For more information, please see our website at Nelson, Krueger & Millenbach, LLC.

Teri M Nelson

6 thoughts on “Do I Have to Pay My Spouse’s Credit Cards in Wisconsin?

  1. My divorce was final 2 weeks ago. We’ve been separated for a year and during that time I amassed a little over $2000 in credit card debt. All of the cards are in my name alone. There are 3 store cards and 2 just regular credit cards. I have not used them, OR paid on them unfortunately, in months because just paying rent had been the priority. At least 2 are in collections. (I feel the need at this point to defend my debt a little. My earning potential is way less than half of his and I acquired this debt while tying to establish my life and home from basically nothing. I know that doesn’t excuse anything, especially the not paying. My plan is to finding a trustworthy credit counseling organisation and start making consistent payments I can afford. My new job and it’s consistent paycheck will help with that) BUuuut, IF I didn’t pay them off and they went further and further into collections, would the credit and/or collections agencies come after him eventually? Again, they are solely in my name and in our divorce paperwork I declared them as my debt, to be paid by me. I would just feel better knowing that, IF something happened and I couldn’t pay, like if I got laid off or sick, he would not have to pay my stuff off

    • Technically all debt incurred prior to a divorce is marital debt and both parties are responsible for them. However, it is extremely rare for credit card companies to go after a “non-incurring” spouse to collect. This is especially true if it was not a joint card and in your name alone. In fact, I can’t recall that ever happening in 25 years of practice. You may want to talk to a credit consolidation company to discuss payment options. Or, if you explain your circumstances and that you just went through a divorce, most creditors are very willing to work with you on payment arrangements. Good luck.

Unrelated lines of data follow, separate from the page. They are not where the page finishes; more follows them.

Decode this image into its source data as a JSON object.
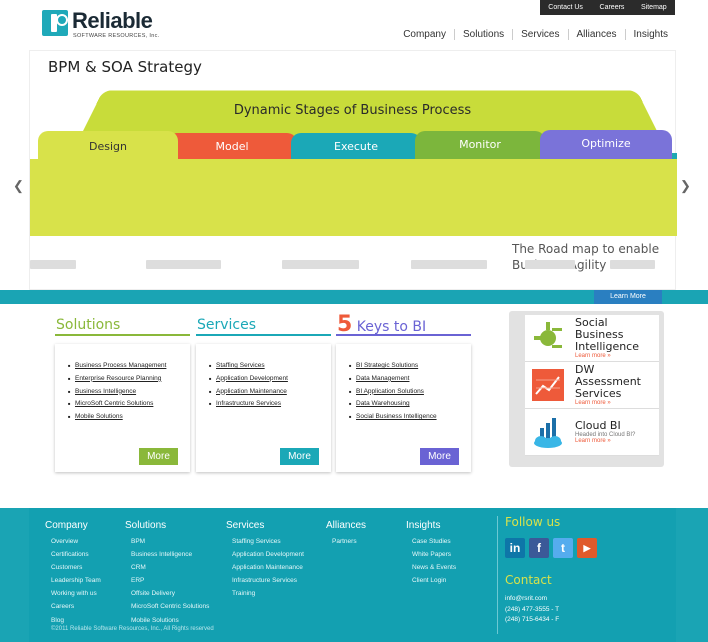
{
  "utility": [
    "Contact Us",
    "Careers",
    "Sitemap"
  ],
  "logo": {
    "name": "Reliable",
    "sub": "SOFTWARE RESOURCES, Inc."
  },
  "nav": [
    "Company",
    "Solutions",
    "Services",
    "Alliances",
    "Insights"
  ],
  "hero": {
    "title": "BPM & SOA Strategy",
    "stages_title": "Dynamic Stages of Business Process",
    "tabs": [
      "Design",
      "Model",
      "Execute",
      "Monitor",
      "Optimize"
    ],
    "roadmap_line1": "The Road map to enable",
    "roadmap_line2": "Business Agility",
    "arrow_left": "❮",
    "arrow_right": "❯",
    "learn_more": "Learn More"
  },
  "columns": {
    "solutions": {
      "title": "Solutions",
      "items": [
        "Business Process Management",
        "Enterprise Resource Planning",
        "Business Intelligence",
        "MicroSoft Centric Solutions",
        "Mobile Solutions"
      ],
      "more": "More"
    },
    "services": {
      "title": "Services",
      "items": [
        "Staffing Services",
        "Application Development",
        "Application Maintenance",
        "Infrastructure Services"
      ],
      "more": "More"
    },
    "keys": {
      "number": "5",
      "title": "Keys to BI",
      "items": [
        "BI Strategic Solutions",
        "Data Management",
        "BI Application Solutions",
        "Data Warehousing",
        "Social Business Intelligence"
      ],
      "more": "More"
    }
  },
  "promo": [
    {
      "title1": "Social Business",
      "title2": "Intelligence",
      "sub": "",
      "link": "Learn more »",
      "icon": "social-bi-icon"
    },
    {
      "title1": "DW Assessment",
      "title2": "Services",
      "sub": "",
      "link": "Learn more »",
      "icon": "dw-chart-icon"
    },
    {
      "title1": "Cloud BI",
      "title2": "",
      "sub": "Headed into Cloud BI?",
      "link": "Learn more »",
      "icon": "cloud-bi-icon"
    }
  ],
  "footer": {
    "company": {
      "title": "Company",
      "items": [
        "Overview",
        "Certifications",
        "Customers",
        "Leadership Team",
        "Working with us",
        "Careers",
        "Blog"
      ]
    },
    "solutions": {
      "title": "Solutions",
      "items": [
        "BPM",
        "Business Intelligence",
        "CRM",
        "ERP",
        "Offsite Delivery",
        "MicroSoft Centric Solutions",
        "Mobile Solutions"
      ]
    },
    "services": {
      "title": "Services",
      "items": [
        "Staffing Services",
        "Application Development",
        "Application Maintenance",
        "Infrastructure Services",
        "Training"
      ]
    },
    "alliances": {
      "title": "Alliances",
      "items": [
        "Partners"
      ]
    },
    "insights": {
      "title": "Insights",
      "items": [
        "Case Studies",
        "White Papers",
        "News & Events",
        "Client Login"
      ]
    },
    "follow_us": "Follow us",
    "social": [
      {
        "label": "in",
        "color": "#0e76a8",
        "icon": "linkedin-icon"
      },
      {
        "label": "f",
        "color": "#3b5998",
        "icon": "facebook-icon"
      },
      {
        "label": "t",
        "color": "#55acee",
        "icon": "twitter-icon"
      },
      {
        "label": "▶",
        "color": "#e05a2b",
        "icon": "blogger-icon"
      }
    ],
    "contact": "Contact",
    "email": "info@rsrit.com",
    "phone_t": "(248) 477-3555 - T",
    "phone_f": "(248) 715-6434 - F",
    "copyright": "©2011 Reliable Software Resources, Inc., All Rights reserved"
  }
}
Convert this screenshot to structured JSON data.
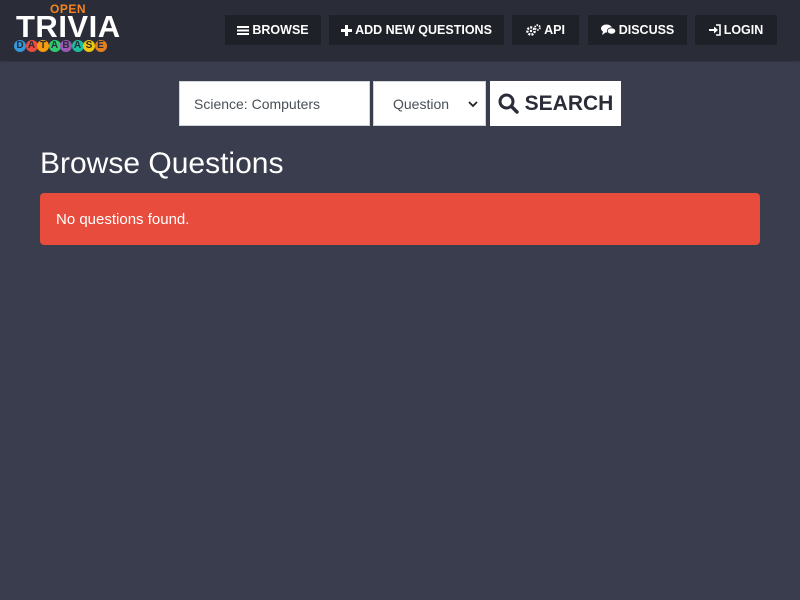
{
  "logo": {
    "open": "OPEN",
    "trivia": "TRIVIA",
    "database_letters": [
      "D",
      "A",
      "T",
      "A",
      "B",
      "A",
      "S",
      "E"
    ],
    "database_colors": [
      "#3498db",
      "#e74c3c",
      "#f39c12",
      "#2ecc71",
      "#9b59b6",
      "#1abc9c",
      "#f1c40f",
      "#e67e22"
    ]
  },
  "nav": {
    "browse": {
      "label": "BROWSE",
      "icon": "bars-icon"
    },
    "add": {
      "label": "ADD NEW QUESTIONS",
      "icon": "plus-icon"
    },
    "api": {
      "label": "API",
      "icon": "cogs-icon"
    },
    "discuss": {
      "label": "DISCUSS",
      "icon": "comments-icon"
    },
    "login": {
      "label": "LOGIN",
      "icon": "sign-in-icon"
    }
  },
  "search": {
    "query": "Science: Computers",
    "type_selected": "Question",
    "button_label": "SEARCH"
  },
  "page": {
    "title": "Browse Questions",
    "alert": "No questions found.",
    "alert_color": "#e74c3c",
    "background": "#393d4d"
  }
}
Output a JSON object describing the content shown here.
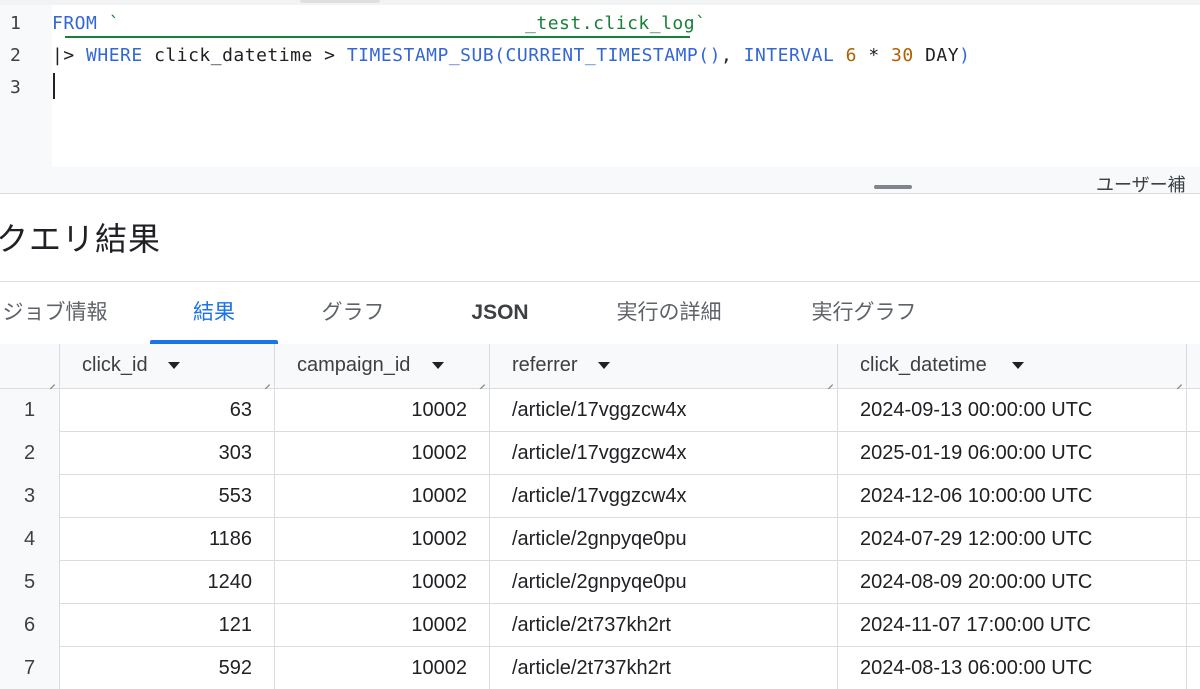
{
  "editor": {
    "line_numbers": [
      "1",
      "2",
      "3"
    ],
    "line1": {
      "kw": "FROM",
      "table_open": "`",
      "table_name": "_test.click_log",
      "table_close": "`"
    },
    "line2": {
      "pipe": "|>",
      "where": "WHERE",
      "column": "click_datetime",
      "op": ">",
      "fn1": "TIMESTAMP_SUB(",
      "fn2": "CURRENT_TIMESTAMP()",
      "comma": ",",
      "interval": "INTERVAL",
      "n1": "6",
      "mul": "*",
      "n2": "30",
      "unit": "DAY",
      "close": ")"
    },
    "user_assist_label": "ユーザー補"
  },
  "results": {
    "title": "クエリ結果",
    "tabs": [
      "ジョブ情報",
      "結果",
      "グラフ",
      "JSON",
      "実行の詳細",
      "実行グラフ"
    ],
    "active_tab": "結果",
    "columns": [
      "click_id",
      "campaign_id",
      "referrer",
      "click_datetime"
    ],
    "rows": [
      {
        "n": "1",
        "click_id": "63",
        "campaign_id": "10002",
        "referrer": "/article/17vggzcw4x",
        "click_datetime": "2024-09-13 00:00:00 UTC"
      },
      {
        "n": "2",
        "click_id": "303",
        "campaign_id": "10002",
        "referrer": "/article/17vggzcw4x",
        "click_datetime": "2025-01-19 06:00:00 UTC"
      },
      {
        "n": "3",
        "click_id": "553",
        "campaign_id": "10002",
        "referrer": "/article/17vggzcw4x",
        "click_datetime": "2024-12-06 10:00:00 UTC"
      },
      {
        "n": "4",
        "click_id": "1186",
        "campaign_id": "10002",
        "referrer": "/article/2gnpyqe0pu",
        "click_datetime": "2024-07-29 12:00:00 UTC"
      },
      {
        "n": "5",
        "click_id": "1240",
        "campaign_id": "10002",
        "referrer": "/article/2gnpyqe0pu",
        "click_datetime": "2024-08-09 20:00:00 UTC"
      },
      {
        "n": "6",
        "click_id": "121",
        "campaign_id": "10002",
        "referrer": "/article/2t737kh2rt",
        "click_datetime": "2024-11-07 17:00:00 UTC"
      },
      {
        "n": "7",
        "click_id": "592",
        "campaign_id": "10002",
        "referrer": "/article/2t737kh2rt",
        "click_datetime": "2024-08-13 06:00:00 UTC"
      }
    ]
  },
  "colors": {
    "keyword": "#3367d6",
    "table_ref": "#188038",
    "number": "#b06000",
    "active_tab": "#1a73e8"
  },
  "icons": [
    "sort-arrow-icon",
    "column-resize-icon",
    "drag-handle-icon"
  ]
}
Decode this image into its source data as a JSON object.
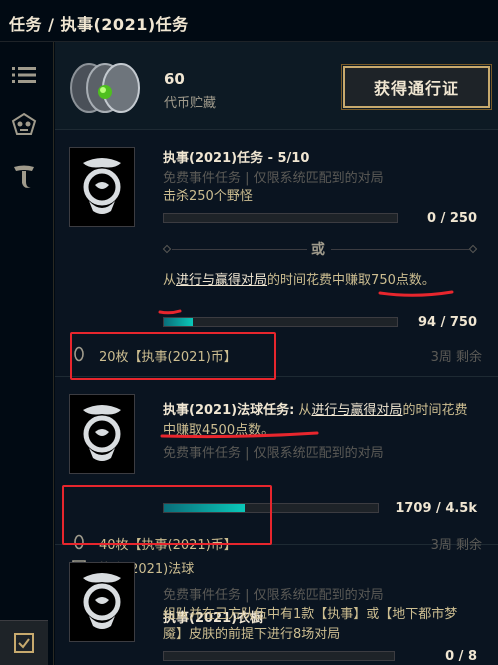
{
  "header": {
    "title": "任务 / 执事(2021)任务"
  },
  "currency": {
    "amount": "60",
    "label": "代币贮藏",
    "button": "获得通行证"
  },
  "missions": [
    {
      "title": "执事(2021)任务 - 5/10",
      "subtitle": "免费事件任务 | 仅限系统匹配到的对局",
      "objective1": "击杀250个野怪",
      "count1": "0 / 250",
      "or_label": "或",
      "obj2_pre": "从",
      "obj2_link": "进行与赢得对局",
      "obj2_mid": "的时间花费中",
      "obj2_post": "赚取750点数。",
      "count2": "94 / 750",
      "reward": "20枚【执事(2021)币】",
      "time": "3周 剩余"
    },
    {
      "title_bold": "执事(2021)法球任务:",
      "title_pre": "从",
      "title_link": "进行与赢得对局",
      "title_mid": "的时间花费中",
      "title_post": "赚取4500点数。",
      "subtitle": "免费事件任务 | 仅限系统匹配到的对局",
      "count": "1709 / 4.5k",
      "reward1": "40枚【执事(2021)币】",
      "reward2": "执事(2021)法球",
      "time": "3周 剩余"
    },
    {
      "title": "执事(2021)衣橱",
      "subtitle": "免费事件任务 | 仅限系统匹配到的对局",
      "objective": "组队并在己方队伍中有1款【执事】或【地下都市梦魇】皮肤的前提下进行8场对局",
      "count": "0 / 8"
    }
  ],
  "progress": {
    "m1_bar1": 0,
    "m1_bar2": 0.125,
    "m2_bar": 0.38,
    "m3_bar": 0
  },
  "colors": {
    "gold": "#c8aa6e",
    "teal": "#0ac8b9",
    "annotation_red": "#e8262d"
  },
  "icons": [
    "list-icon",
    "ward-skull-icon",
    "tft-icon",
    "checklist-icon",
    "crest-icon",
    "token-icon",
    "orb-icon"
  ]
}
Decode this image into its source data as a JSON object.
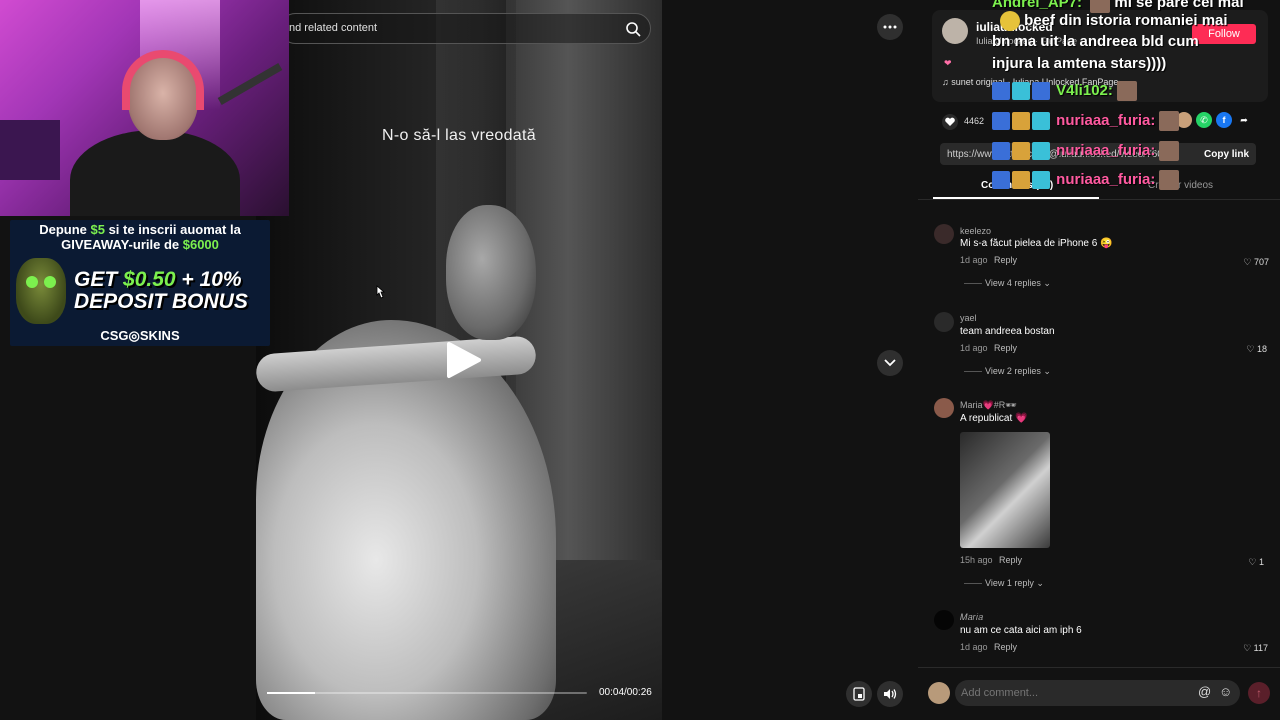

  2. I am wondering if getting separated or divorced would stop the garnishment of my wife’s checks from my previous medical bills.

    • I’m sorry but we are divorce attorneys and do not deal with garnishment or collection issues. I would seek the advice of a collection attorney. Good luck to you.

  3. My husband and I married just over a year ago and are getting divorced. Without my knowing, he racked up 4600.00 on a charge card that he had prior to marriage. I am not an authorized user and never personally purchased anything. He also has a Firestone card and target card. I’m not authorized to use any of them. Our money was separate. The only difference is, I paid cash while he spent his and used his cards. Am I responsible for paying half of these? Our first hearing is Dec 7th. Can I write a letter to the judge? A month before he filed for divorce he and a woman at his job added me as an authorized user to a maxed out cc. I believe it changed with the cc company but it affected my credit score by them doing that without my permission

    • I apologize for missing this post but I would not have been able to give you specific legal advice on your question anyway. I hope you consulted with an experienced divorce attorney. If not, I urge you to do so.